Sometimes as a parent you have to ask yourself, if my child isn’t doing his chores, what is he doing? You really have to be aware of how your child is using his time. If he’s not doing his chores because he’s playing on the computer or reading a comic book, you've got to stop that pattern. The choice shouldn't be “excitement or chore.” The choice should be “boredom or chore.” What I mean is that kids have to understand that they can't go listen to music in their rooms or just hang out until their chores are finished.

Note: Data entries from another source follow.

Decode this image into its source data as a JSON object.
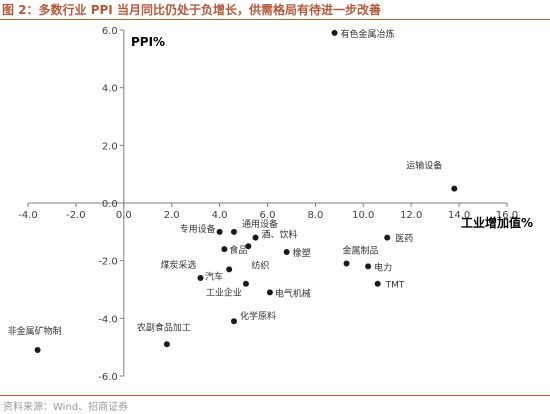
{
  "caption": "图 2：多数行业 PPI 当月同比仍处于负增长，供需格局有待进一步改善",
  "source": "资料来源：Wind、招商证券",
  "colors": {
    "accent": "#b15a3b",
    "marker": "#1a1a1a",
    "axis": "#7f7f7f",
    "tick_text": "#404040",
    "label_text": "#333333"
  },
  "chart_data": {
    "type": "scatter",
    "title": "",
    "xlabel": "工业增加值%",
    "ylabel": "PPI%",
    "xlim": [
      -4.0,
      16.0
    ],
    "ylim": [
      -6.0,
      6.0
    ],
    "x_ticks": [
      "-4.0",
      "-2.0",
      "0.0",
      "2.0",
      "4.0",
      "6.0",
      "8.0",
      "10.0",
      "12.0",
      "14.0",
      "16.0"
    ],
    "y_ticks": [
      "-6.0",
      "-4.0",
      "-2.0",
      "0.0",
      "2.0",
      "4.0",
      "6.0"
    ],
    "grid": false,
    "legend": "none",
    "points": [
      {
        "label": "有色金属冶炼",
        "x": 8.8,
        "y": 5.9
      },
      {
        "label": "运输设备",
        "x": 13.8,
        "y": 0.5
      },
      {
        "label": "医药",
        "x": 11.0,
        "y": -1.2
      },
      {
        "label": "专用设备",
        "x": 4.0,
        "y": -1.0
      },
      {
        "label": "通用设备",
        "x": 4.6,
        "y": -1.0
      },
      {
        "label": "酒、饮料",
        "x": 5.5,
        "y": -1.2
      },
      {
        "label": "食品",
        "x": 4.2,
        "y": -1.6
      },
      {
        "label": "橡塑",
        "x": 6.8,
        "y": -1.7
      },
      {
        "label": "纺织",
        "x": 5.2,
        "y": -1.5
      },
      {
        "label": "金属制品",
        "x": 9.3,
        "y": -2.1
      },
      {
        "label": "电力",
        "x": 10.2,
        "y": -2.2
      },
      {
        "label": "煤炭采选",
        "x": 3.2,
        "y": -2.6
      },
      {
        "label": "汽车",
        "x": 4.4,
        "y": -2.3
      },
      {
        "label": "TMT",
        "x": 10.6,
        "y": -2.8
      },
      {
        "label": "工业企业",
        "x": 5.1,
        "y": -2.8
      },
      {
        "label": "电气机械",
        "x": 6.1,
        "y": -3.1
      },
      {
        "label": "化学原料",
        "x": 4.6,
        "y": -4.1
      },
      {
        "label": "农副食品加工",
        "x": 1.8,
        "y": -4.9
      },
      {
        "label": "非金属矿物制",
        "x": -3.6,
        "y": -5.1
      }
    ]
  }
}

I also think it’s a good idea to set aside time during the day when all the kids in your family are doing their chores at once. So your 15 year old might be unloading the dishwasher while your 11 year old is taking out the garbage. That way, no one feels as if they’re missing out or being punished by having to complete their tasks. It’s just chore time.


5)
Don’t Turn Chores into Punishment: I tell parents not to use chores as punishment. If somebody misbehaves and does something wrong, don't give them a consequence of doing the dishes, for example. The only time that's appropriate is if your child does something wrong to another sibling. And so in order to make amends—in order to right the wrong—they do that person's chore for them. That's a physical way of saying, “I was wrong to do that and I'm doing your chore to show you that I'm sincere.” That’s the only time when I advocate that parents use chores as something more than an assigned task.


6)
Use a Reward System: It’s pretty simple: If you want kids to take responsibility for their chores, integrate their tasks with some reward system that has to do with allowance, as we mentioned, or in some other observable way. I recommend that parents have a chart on the refrigerator with each child’s name on it, with their chores listed next to their names. If they make their bed promptly and do it right, they get a check. When they get five checks, they get some reward. Maybe it's staying up an hour later. Maybe it's having more computer time one night. In my opinion, the computer, video games and television don’t have to be on every waking hour. Just because the computer is there doesn’t mean the child has to be using it—especially if your kids argue about it. Each child should get an hour of computer time, and then computer time is over. If they want more than that hour, they should have to earn it. This allows you to use computer time, TV time, and video game time as a reward. Of course, this doesn’t apply to schoolwork or projects that they have to do on the computer.